AI Infrastructure Engineer

Capstone Investment Advisors•New York, NY

57d

About The Position

We are seeking an AI Infrastructure Engineer to design, build, and scale the foundational infrastructure that enables AI-driven development across the organization. This role will focus on building secure, production-grade systems that support intelligent agents, large language models (LLMs), and distributed AI tooling.
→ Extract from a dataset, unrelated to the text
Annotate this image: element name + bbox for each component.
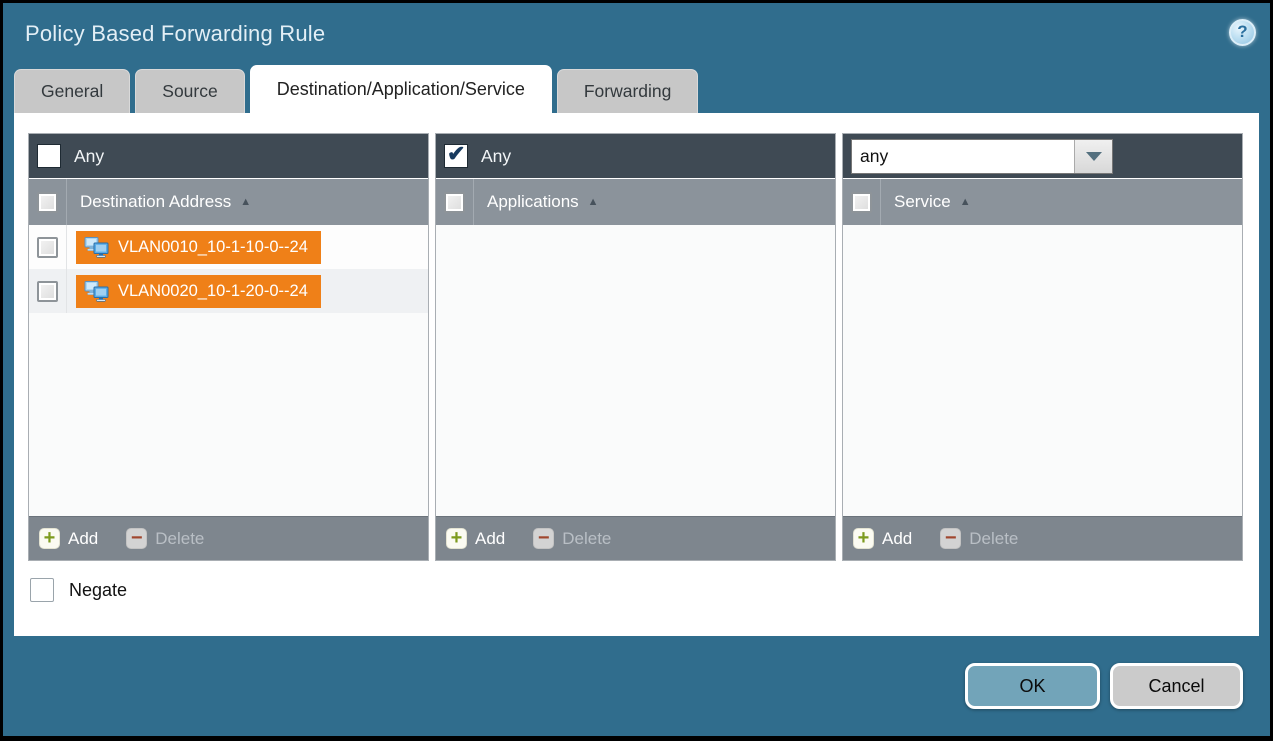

The ideal candidate combines strong software engineering fundamentals with hands-on experience in AI infrastructure and Site Reliability Engineering (SRE) experience.

Requirements

5+ years of professional software engineering experience, with a proven track record of designing and delivering scalable, production-grade systems.
Demonstrated experience managing Kubernetes in a production environment.
Expertise in building and supporting AI/ML infrastructure, agent-based systems, or AI-enhanced developer platforms.
Solid understanding of modern security architecture, including API security, OAuth 2.0 and Keycloak authentication flows, and secure system design principles.

Nice To Haves

Hands-on experience with AI agent frameworks, LLM integrations, or Model Context Protocol (MCP) implementations.
Experience designing multi-tenant or federated AI platforms operating across distributed environments.
Familiarity with enterprise AI governance, compliance frameworks, and operational risk controls.
Background in cybersecurity, security architecture, or penetration testing.
Experience working with AI-assisted development tools, automated code generation, and modern testing frameworks.

Responsibilities

Build Intelligent Agent Platforms: Design and implement orchestration frameworks and secure execution environments that enable LLM-powered tools and agent-based workflows.
Architect AI Infrastructure: Develop scalable infrastructure that supports distributed agent development and deployment across multiple teams and business units.
Oversee AI Agent Operations: Manage agent lifecycles and ensure AI-generated outputs — including code — align with architectural standards, security policies, and engineering best practices.
Develop Agent Communication Systems: Build and maintain Model Context Protocol (MCP) services and supporting infrastructure to enable reliable communication, coordination, and integration with enterprise systems.
Implement Governance & Security Controls: Establish monitoring, observability, compliance, and security frameworks to ensure safe and responsible AI operations at scale.
Drive Organizational Adoption: Partner directly with teams across the firm to promote AI infrastructure best practices, provide hands-on guidance, and support adoption of AI-augmented development workflows.